Parahnya, Mengele melakukan eksperimen-eksperimen itu tanpa menggunakan obat bius. Jika salah satu anak kembar yang jadi objek eksperimennya tewas, Mengele akan membunuh kembarannya dengan menyuntikkan kloroform tepat ke jantung. Sebelum mereka dikirim ke fasilitas-fasilitas penelitian anatomi tubuh, Mengele lebih dulu membandingkan catatan post-mortem sepasang kembaran malang itu.
Anak-anak kembar kaum gipsi mengalami eksperimen lebih mengerikan dibanding para anak kembar Yahudi. Mengele melakukan percobaan dengan menjahit punggung anak-anak kembar gipsi guna menciptakan kembar siam. Hampir semua objeknya akhirnya meninggal karena mengalami infeksi setelah berhari-hari tersiksa rasa nyeri tak terperikan.

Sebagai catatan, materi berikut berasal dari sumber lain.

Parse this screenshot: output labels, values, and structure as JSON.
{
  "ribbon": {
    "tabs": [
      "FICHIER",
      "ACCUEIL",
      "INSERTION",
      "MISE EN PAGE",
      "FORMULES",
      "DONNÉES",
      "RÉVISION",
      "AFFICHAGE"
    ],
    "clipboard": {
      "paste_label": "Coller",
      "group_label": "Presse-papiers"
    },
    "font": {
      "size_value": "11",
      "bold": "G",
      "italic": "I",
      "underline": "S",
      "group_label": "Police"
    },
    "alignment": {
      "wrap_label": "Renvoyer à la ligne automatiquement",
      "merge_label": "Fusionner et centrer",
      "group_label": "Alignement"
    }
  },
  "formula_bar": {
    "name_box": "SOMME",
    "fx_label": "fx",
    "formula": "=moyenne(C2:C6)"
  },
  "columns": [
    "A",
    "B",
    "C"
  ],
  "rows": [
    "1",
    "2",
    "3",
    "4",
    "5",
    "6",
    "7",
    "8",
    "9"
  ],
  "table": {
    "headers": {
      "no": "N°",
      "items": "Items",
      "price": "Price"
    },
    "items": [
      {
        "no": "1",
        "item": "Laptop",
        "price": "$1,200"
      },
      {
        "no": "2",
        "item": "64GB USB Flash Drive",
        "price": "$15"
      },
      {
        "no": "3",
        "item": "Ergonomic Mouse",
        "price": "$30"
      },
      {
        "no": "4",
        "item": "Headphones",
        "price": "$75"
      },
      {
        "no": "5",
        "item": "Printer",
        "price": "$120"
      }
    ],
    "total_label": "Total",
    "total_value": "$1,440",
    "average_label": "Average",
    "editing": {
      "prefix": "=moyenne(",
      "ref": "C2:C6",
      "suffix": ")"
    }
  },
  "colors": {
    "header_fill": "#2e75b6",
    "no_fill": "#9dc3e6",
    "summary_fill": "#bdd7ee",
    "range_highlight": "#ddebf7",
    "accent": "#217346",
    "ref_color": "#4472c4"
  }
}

Baca juga: Adik Goering Anti-Nazi dan Penyelamat Yahudi
Terhadap para tahanan dengan heterochromia atau kelainan warna mata berbeda, Mengele biasanya langsung membunuh mereka agar bisa mencongkel kedua mata beda warna itu dan mengirimnya ke Berlin untuk penelitian lebih lanjut.
Petualangan jahat Mengele itu berakhir ketika tentara Amerika Serikat menangkapnya pada Juni 1945. Namun, Mengele hanya sebulan ditahan karena berhasil menyamar dengan membuat dokumen palsu sebagai opsir Wehrmacht (pasukan reguler Jerman) bernama Fritz Ullman. Dibantu para simpatisan Nazi, penyamaran itu membuatnya berhasil kabur ke Argentina, membuatnya lolos dari jerat Pengadilan Nuremberg.
Saat Adolf Eichmann, konseptor “Final Solution” diculik Mossad pada 1960 dan diadili di Israel, Mengele melarikan diri lagi dari Argentina ke Paraguay. Dia berhasil mendapat kewarganegaraan Paraguay dengan pemalsuian identitas menggunakan nama José Mengele.
Baca juga: Kisah Mossad Memburu Adolf Eichmann
Meski Mossad terus memburunya sehingga Mengele terus membuat identitas palsu dan berpindah-pindah rumah persembunyian dari Argentina, Paraguay, Mesir, Yunani, Spanyol, hingga Brasil, Mossad akhirnya menghentikan perburuannya pada 1962. Mengele akhirnya tutup usia karena tenggelam kala tengah berenang di pantai Bertioga, São Paulo, Brasil pada 7 Februari 1979. Mengele tenggelam karena tak bisa mengendalikan tubuhnya setelah terserang stroke.
Sejak 1985, Rolf, putra tunggal Mengele, berupaya mengembalikan jenazah ayahnya. Namun hingga kini pemerintah Brasil menolak. Akibatnya, jasad Mengele teronggok tanpa terurus. Mangele yang semasa hidupnya mengorbankan banyak jiwa tak bersalah untuk dijadikan objek penelitian, kini tulang-belulangnya dijadikan objek penelitian medis.